A alteração da redação ocorrida no nº1 do Artigo 50º visou, pois, esclarecer que fonte da condição poderá provir de uma decisão judicial (a par da lei e do negócio jurídico), realidade diversa de afirmar- conforme pretendem os apelantes – que a decisão judicial constitui em si uma condição suspensiva. Para efeitos do nº1 do Artigo 50º do CIRE, a decisão judicial não constitui um acontecimento futuro e incerto porquanto o crédito invocado pelos apelantes assenta em factos passados prévios à revogação da autorização para o exercício da atividade bancária pelo BES. Tratando-se de uma ação declarativa de condenação, a proceder a mesma, o tribunal emite um juízo declarativo ( e não constitutivo) sobre a (in) existência do direito alegado pelos autores (que, a existir, se constituiu no passado) e, em conformidade, pode condenar os Réus na prestação duma coisa ou facto – cf. Lebre de Freitas, Introdução ao Processo Civil, 3ª edição, p. 31. De forma alguma, a prolação de uma sentença condenatória com os referidos moldes integra, de per si, uma condição suspensiva.
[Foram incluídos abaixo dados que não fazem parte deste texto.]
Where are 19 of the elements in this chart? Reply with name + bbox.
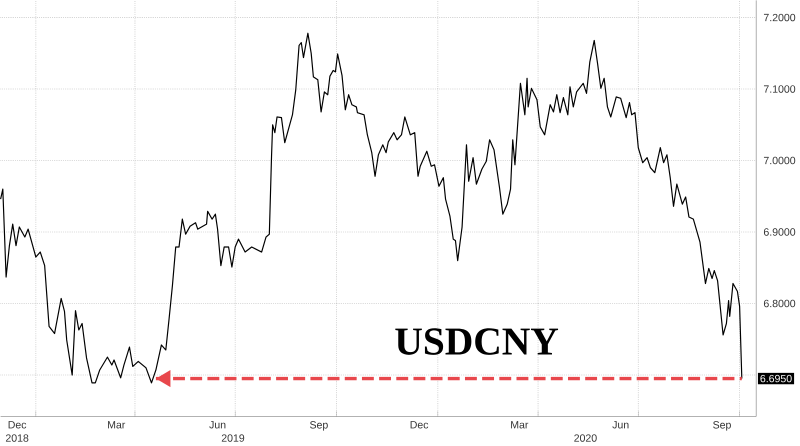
x-tick-label: Mar (511, 421, 528, 428)
x-tick-label: Mar (108, 421, 126, 428)
y-tick-label: 7.2000 (764, 14, 796, 22)
y-tick-label: 6.8000 (764, 300, 796, 308)
x-tick-label: Dec (8, 421, 26, 428)
x-tick-label: Sep (713, 421, 731, 431)
data-label: 6.6950 (760, 374, 792, 382)
x2-tick-label: 2020 (574, 434, 597, 442)
x-tick-label: Dec (410, 421, 428, 428)
x2-tick-label: 2018 (6, 434, 28, 442)
x-tick-label: Jun (209, 421, 226, 428)
y-tick-label: 6.9000 (764, 228, 796, 236)
x2-tick-label: 2019 (222, 434, 244, 442)
line-series (0, 32, 742, 384)
x-tick-label: Sep (310, 421, 328, 431)
text: USDCNY (395, 328, 558, 355)
y-tick-label: 7.0000 (764, 156, 796, 164)
x-tick-label: Jun (612, 421, 628, 428)
y-tick-label: 7.1000 (764, 85, 796, 93)
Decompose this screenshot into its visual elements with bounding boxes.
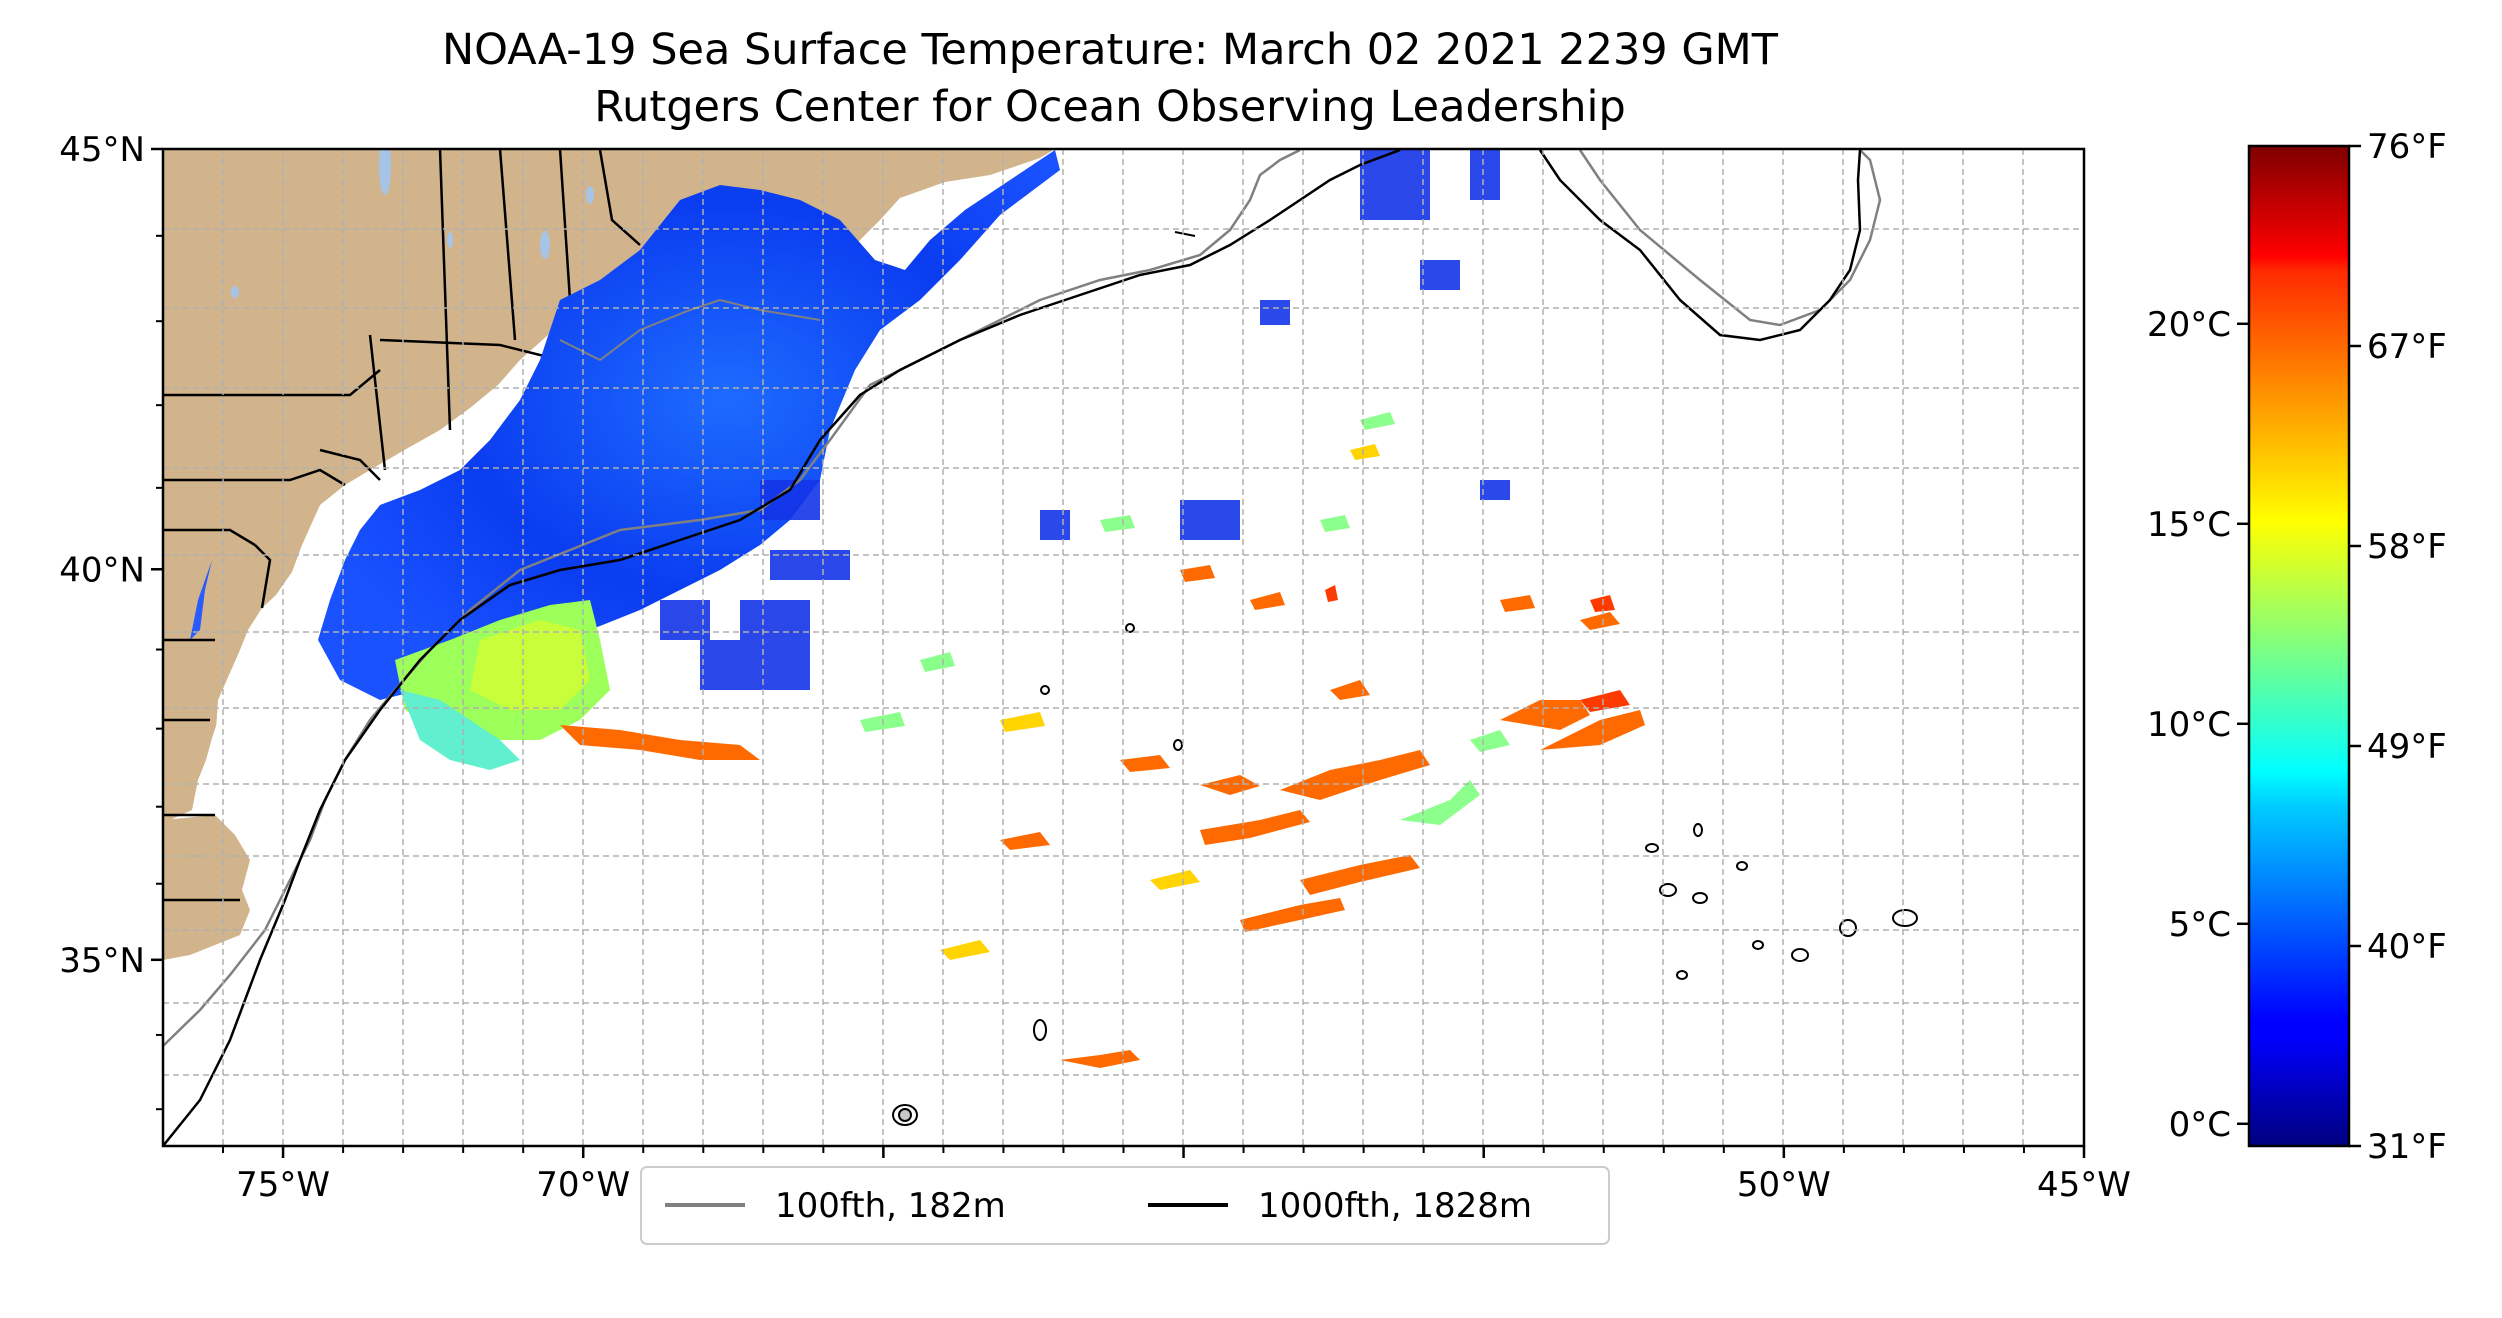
colorbar-celsius-label: 20°C xyxy=(2147,305,2231,345)
lon-tick-label: 75°W xyxy=(236,1165,330,1205)
lon-tick-label: 70°W xyxy=(536,1165,630,1205)
colorbar-celsius-label: 15°C xyxy=(2147,505,2231,545)
lat-tick-label: 35°N xyxy=(59,941,145,981)
colorbar-fahrenheit-label: 49°F xyxy=(2367,727,2447,767)
seamount-contours xyxy=(892,231,1918,1126)
map-area xyxy=(163,149,2084,1146)
lat-tick-label: 45°N xyxy=(59,130,145,170)
colorbar-celsius-label: 10°C xyxy=(2147,705,2231,745)
legend-box xyxy=(640,1166,1610,1245)
title-line-2: Rutgers Center for Ocean Observing Leade… xyxy=(594,82,1626,132)
colorbar-fahrenheit-label: 31°F xyxy=(2367,1127,2447,1167)
legend-label-1000fth: 1000fth, 1828m xyxy=(1258,1186,1532,1226)
colorbar-celsius-label: 0°C xyxy=(2169,1105,2231,1145)
lon-tick-label: 45°W xyxy=(2037,1165,2131,1205)
colorbar-celsius-label: 5°C xyxy=(2169,905,2231,945)
state-borders xyxy=(163,149,641,902)
land-north-america xyxy=(163,149,1055,820)
colorbar-fahrenheit-label: 58°F xyxy=(2367,527,2447,567)
sst-shelf-cold-water xyxy=(318,150,1060,700)
colorbar-gradient xyxy=(2247,144,2351,1148)
colorbar-fahrenheit-label: 40°F xyxy=(2367,927,2447,967)
legend: 100fth, 182m 1000fth, 1828m xyxy=(640,1166,1610,1245)
lakes xyxy=(231,149,594,298)
lon-tick-label: 50°W xyxy=(1737,1165,1831,1205)
colorbar: 0°C 5°C 10°C 15°C 20°C 31°F 40°F 49°F 58°F 67°F 7… xyxy=(2147,127,2447,1167)
colorbar-celsius-ticks: 0°C 5°C 10°C 15°C 20°C xyxy=(2147,305,2249,1145)
isobath-100fth xyxy=(163,149,1301,1047)
sst-warm-patches xyxy=(560,565,1645,1068)
isobath-1000fth xyxy=(163,149,1401,1146)
graticule xyxy=(163,149,2084,1146)
latitude-axis: 45°N 40°N 35°N xyxy=(59,130,163,1111)
land-carolinas xyxy=(163,815,250,960)
colorbar-fahrenheit-label: 76°F xyxy=(2367,127,2447,167)
legend-label-100fth: 100fth, 182m xyxy=(775,1186,1006,1226)
colorbar-fahrenheit-label: 67°F xyxy=(2367,327,2447,367)
colorbar-fahrenheit-ticks: 31°F 40°F 49°F 58°F 67°F 76°F xyxy=(2349,127,2447,1167)
title-line-1: NOAA-19 Sea Surface Temperature: March 0… xyxy=(442,25,1779,75)
lat-tick-label: 40°N xyxy=(59,550,145,590)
Não colhe também a interpretação que os apelantes fazem do Artigo 128º do CIRE. Conforme referem Carvalho Fernandes e João Labareda, Código da Insolvência e da Recuperação de Empresas Anotado, 3ª Edição, 2015, p. 520, «Da articulação do nº1 com o nº3, primeira parte, do artigo em anotação resulta que todos os credores da insolvência, qualquer que seja a natureza e fundamento do seu crédito, devem reclamá-lo no processo de insolvência, para aí poderem obter satisfação. / A formulação ampla da primeira parte do nº3 é corroborada pela sua segunda parte que, à semelhança do que estatuía o nº3 do art. 188º do CPEREF, não dispensa a reclamação dos créditos que tenham sido reconhecidos por decisão definitiva, se os seus titulares pretenderam ser pagos no processo, à custa da massa insolvente.»
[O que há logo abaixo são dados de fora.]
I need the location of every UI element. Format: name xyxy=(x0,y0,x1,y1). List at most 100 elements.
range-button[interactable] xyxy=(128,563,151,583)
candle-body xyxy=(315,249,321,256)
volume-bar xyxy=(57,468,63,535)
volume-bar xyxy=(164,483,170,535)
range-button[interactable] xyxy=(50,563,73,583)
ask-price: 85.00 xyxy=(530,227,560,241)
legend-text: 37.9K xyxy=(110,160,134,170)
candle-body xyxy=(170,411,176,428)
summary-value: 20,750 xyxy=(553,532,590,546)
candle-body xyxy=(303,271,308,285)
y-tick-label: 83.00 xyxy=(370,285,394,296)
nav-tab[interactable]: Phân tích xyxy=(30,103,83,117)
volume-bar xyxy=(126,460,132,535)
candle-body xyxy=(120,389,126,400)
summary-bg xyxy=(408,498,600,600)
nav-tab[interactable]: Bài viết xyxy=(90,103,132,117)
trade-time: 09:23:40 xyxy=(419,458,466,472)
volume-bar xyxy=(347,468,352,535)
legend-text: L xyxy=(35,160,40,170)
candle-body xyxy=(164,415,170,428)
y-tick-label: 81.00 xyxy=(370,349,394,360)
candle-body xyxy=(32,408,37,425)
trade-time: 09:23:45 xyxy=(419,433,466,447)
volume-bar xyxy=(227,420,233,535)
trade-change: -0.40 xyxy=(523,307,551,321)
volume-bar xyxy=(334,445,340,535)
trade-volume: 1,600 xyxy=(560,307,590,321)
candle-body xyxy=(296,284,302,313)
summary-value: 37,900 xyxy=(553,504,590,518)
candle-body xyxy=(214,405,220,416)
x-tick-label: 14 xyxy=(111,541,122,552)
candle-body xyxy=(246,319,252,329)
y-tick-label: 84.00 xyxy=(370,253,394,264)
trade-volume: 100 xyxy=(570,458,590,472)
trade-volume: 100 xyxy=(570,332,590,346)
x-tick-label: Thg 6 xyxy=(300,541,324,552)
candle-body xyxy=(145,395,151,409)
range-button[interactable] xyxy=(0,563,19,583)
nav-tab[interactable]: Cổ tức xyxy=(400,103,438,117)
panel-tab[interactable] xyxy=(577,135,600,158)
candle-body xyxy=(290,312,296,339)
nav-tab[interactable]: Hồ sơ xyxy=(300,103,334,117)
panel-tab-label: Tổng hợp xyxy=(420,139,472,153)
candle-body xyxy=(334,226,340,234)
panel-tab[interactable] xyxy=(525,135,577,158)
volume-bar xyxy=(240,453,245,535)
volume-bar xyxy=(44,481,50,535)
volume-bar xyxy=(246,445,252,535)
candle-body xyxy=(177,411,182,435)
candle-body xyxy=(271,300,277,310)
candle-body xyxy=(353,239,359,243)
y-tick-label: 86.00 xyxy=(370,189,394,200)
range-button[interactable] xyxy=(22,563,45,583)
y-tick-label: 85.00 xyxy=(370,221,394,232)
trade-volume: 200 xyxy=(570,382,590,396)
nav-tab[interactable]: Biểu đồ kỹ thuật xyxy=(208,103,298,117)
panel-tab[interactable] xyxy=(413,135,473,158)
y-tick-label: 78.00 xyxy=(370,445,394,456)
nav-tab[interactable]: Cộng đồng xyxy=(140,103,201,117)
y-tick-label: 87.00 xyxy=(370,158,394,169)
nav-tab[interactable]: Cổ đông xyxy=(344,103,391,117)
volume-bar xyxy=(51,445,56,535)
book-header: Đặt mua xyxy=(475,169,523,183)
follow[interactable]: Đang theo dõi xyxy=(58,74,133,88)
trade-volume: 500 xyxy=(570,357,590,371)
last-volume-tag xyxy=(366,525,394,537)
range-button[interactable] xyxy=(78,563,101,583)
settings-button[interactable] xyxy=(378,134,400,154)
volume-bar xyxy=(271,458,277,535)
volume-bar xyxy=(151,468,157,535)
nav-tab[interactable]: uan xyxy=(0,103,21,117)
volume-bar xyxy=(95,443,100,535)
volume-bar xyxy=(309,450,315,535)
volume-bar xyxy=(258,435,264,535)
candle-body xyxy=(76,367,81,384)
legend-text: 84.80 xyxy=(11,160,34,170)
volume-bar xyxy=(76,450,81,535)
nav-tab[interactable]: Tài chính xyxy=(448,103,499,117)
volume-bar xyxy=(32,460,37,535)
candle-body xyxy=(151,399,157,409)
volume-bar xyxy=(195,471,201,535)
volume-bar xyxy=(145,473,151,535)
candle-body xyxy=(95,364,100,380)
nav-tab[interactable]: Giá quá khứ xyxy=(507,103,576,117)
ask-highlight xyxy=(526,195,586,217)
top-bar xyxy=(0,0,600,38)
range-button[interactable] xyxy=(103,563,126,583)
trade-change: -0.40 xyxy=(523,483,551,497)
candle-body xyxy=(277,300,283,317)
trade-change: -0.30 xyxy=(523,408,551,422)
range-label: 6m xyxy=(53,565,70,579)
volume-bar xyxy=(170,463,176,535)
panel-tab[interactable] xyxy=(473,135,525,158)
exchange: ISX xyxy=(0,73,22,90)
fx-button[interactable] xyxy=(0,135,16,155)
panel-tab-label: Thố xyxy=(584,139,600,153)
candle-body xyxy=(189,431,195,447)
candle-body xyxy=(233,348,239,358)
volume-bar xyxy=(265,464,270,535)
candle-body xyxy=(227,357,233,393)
O argumento estribado na celeridade do processo de insolvência é impertinente porquanto a lei é taxativa quanto à necessidade de reclamação, sendo o processo de insolvência o local próprio para tal efeito – cf. Artigo 128º e seguintes do CIRE. Mesmo que esta ação prosseguisse de nada valeria aos apelantes uma eventual sentença condenatória contra o BES porquanto, nos termos do Artigo 88º, nº1, do CIRE, os Autores não poderiam executar o BES ( «obsta à instauração ou ao prosseguimento de qualquer ação executiva intentada pelos credores da insolvência»).
Acresce que, a admitir-se o prosseguimento desta ação contra o BES, estar-se-ia a violar o princípio par conditio creditorum na medida em que os credores que obtivessem sentenças condenatórias contra o BES estariam numa situação privilegiada face àqueles que se limitassem (em cumprimento da lei) a reclamar os seus créditos no processo de insolvência, estando estes sujeitos a impugnação judicial ao contrário daqueles (cf. Artigo 130º, nº1 do CIRE). Tal bifurcação de vias de reclamação de créditos está expressamente vedada pelo Artigo 90º do CIRE do qual decorre que «para poderem beneficiar do processo de insolvência e aí obterem na medida do possível, a satisfação dos seus interesses, os credores têm de neles exercer os direitos que lhes assistem, procedendo, nomeadamente, à reclamação dos créditos de que sejam titulares, ainda que eles já se encontrem reconhecidos em outro processo (…)» - Carvalho Fernandes e João Labareda, Código da Insolvência e da Recuperação de Empresas Anotado, 3ª Edição, 2015, p. 438. Esta norma impõe, inelutavelmente, a concentração num único processo das pretensões de todos os credores, o que constitui uma consequência do princípio da par conditio creditorum."